Biopics are big in Bollywood at the moment. How did she net the role of Reshma Pathan? “I believe the Zee5 team liked my performance in Babumoshai Bandookbaaz. I am grateful to them for giving me this extraordinary biopic,” she says, modesty in full glow. Of course she is extremely fit, with yoga, martial arts, cardio, weight training...running through her weekly fitness schedule. A prerequisite, in addition to great acting skills, for being able to pull off the role with ease.
It wasn’t easy, measuring up to Nawaz’s talent on screen but Bidita proved her mettle. “Nawaz is an exceptional actor. The best thing about him is that he makes his co-star feel very comfortable. We had a few difficult intimate scenes but the way he co-operated with me is beyond words. He is very down-to-earth. I have learnt a lot from him. He talks less and acts merely using his body language,” a distillate of years of struggle. It is a delight to listen to him and work with him.”
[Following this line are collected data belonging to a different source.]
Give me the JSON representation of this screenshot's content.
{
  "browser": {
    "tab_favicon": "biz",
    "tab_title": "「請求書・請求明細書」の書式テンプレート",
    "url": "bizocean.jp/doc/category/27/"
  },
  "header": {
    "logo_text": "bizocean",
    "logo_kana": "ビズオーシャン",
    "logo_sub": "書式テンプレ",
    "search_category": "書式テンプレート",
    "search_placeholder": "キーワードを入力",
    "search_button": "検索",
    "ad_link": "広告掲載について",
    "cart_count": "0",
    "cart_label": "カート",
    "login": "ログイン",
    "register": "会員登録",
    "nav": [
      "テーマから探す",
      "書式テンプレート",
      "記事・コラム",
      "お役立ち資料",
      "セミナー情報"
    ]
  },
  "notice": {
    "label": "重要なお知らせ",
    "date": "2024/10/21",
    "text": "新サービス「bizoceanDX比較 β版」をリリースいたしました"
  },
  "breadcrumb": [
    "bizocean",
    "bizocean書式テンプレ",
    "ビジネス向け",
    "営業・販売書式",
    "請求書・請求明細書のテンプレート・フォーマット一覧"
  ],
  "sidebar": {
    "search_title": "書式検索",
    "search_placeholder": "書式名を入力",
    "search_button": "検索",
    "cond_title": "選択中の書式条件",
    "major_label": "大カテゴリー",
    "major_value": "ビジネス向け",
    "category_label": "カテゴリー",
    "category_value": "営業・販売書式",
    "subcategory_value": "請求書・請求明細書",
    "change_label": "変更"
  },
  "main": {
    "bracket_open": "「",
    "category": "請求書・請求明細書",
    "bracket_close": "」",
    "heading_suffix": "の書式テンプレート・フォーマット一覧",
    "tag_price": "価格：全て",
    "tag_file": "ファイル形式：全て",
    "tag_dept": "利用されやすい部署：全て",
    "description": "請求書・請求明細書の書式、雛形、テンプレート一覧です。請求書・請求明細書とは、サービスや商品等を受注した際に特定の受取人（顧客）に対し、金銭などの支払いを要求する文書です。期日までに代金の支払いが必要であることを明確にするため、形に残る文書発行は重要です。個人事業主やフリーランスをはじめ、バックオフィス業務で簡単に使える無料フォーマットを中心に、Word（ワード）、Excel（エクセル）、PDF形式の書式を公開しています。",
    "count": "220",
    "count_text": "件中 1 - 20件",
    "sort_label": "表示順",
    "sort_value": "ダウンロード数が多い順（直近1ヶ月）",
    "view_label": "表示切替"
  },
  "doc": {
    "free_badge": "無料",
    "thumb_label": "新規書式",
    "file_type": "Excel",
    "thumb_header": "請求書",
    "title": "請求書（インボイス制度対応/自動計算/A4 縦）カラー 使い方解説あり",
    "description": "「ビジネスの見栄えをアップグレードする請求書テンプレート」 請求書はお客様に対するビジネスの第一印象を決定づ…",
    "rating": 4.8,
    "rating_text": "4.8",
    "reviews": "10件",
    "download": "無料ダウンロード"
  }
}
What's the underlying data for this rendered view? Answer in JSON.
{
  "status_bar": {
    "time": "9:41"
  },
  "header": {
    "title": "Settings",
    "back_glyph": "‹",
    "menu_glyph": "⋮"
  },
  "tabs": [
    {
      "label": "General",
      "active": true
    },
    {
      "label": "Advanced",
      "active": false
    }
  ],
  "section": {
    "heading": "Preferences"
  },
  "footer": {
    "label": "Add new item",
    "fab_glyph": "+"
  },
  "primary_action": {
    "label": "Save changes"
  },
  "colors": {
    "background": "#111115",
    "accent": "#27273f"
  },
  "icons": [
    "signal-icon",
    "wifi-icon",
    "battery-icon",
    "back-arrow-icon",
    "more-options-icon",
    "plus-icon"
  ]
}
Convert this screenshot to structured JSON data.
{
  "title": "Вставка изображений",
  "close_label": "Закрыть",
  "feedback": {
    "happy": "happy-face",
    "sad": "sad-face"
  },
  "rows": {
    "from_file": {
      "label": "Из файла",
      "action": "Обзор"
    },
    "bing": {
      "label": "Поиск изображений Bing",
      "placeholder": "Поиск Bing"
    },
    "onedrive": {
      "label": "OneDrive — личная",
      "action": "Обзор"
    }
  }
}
Bidita counts her shoot schedules for The Sholay Girl as enervating fun. “It was great getting to know Reshma better: she and I are very fond of each other. She was very protective about me during the making of the movie as I am a complete action chick and performed most of the stunts myself. We used professional experts for only a couple of scenes,” she says. Bidita counts her “fighting spirit” as a common attribute with Reshma. “I owe my success to my never-say-die spirit. I am not an industry kid, I have come from a small town, faced family opposition, multiple rejections for roles, and struggled to make a name for myself. I was a professional model (she worked aplenty with Kolkatta-based designer Sabyasachi Mukherjee and Kiran Uttam Ghosh), dabbled in television commercials and then took to acting,” shares Bidita. She is multilingual as well and has an enviable ability to articulate well in Bengali, Hindi, English, Oriya, Nepali, Assamese...
Less is more
What distinguishes her instantly from her peers? Well, she believes in repeating her outfits at public appearances. “I am a minimalist, so the lesser, the better for me. I do not think it is hara-kiri because in day-to-day life too we repeat clothes,” she says crisply. Of course, her closet is full of superb clothes, by her own admission, gifted by fashion designer Sabyasachi. “I wear comfortable, breathable clothes. My five favourite picks are a saree, chikan kurti, white shirt with denims, a long maxi dress and a short black dress.”
Her choice of offbeat films is enamouring. “For me, acting is my passion and profession, both. I feel in off-beat films you get to represent real-life characters, struggles, emotions... I want my audiences to feel and think for a moment after watching my film.”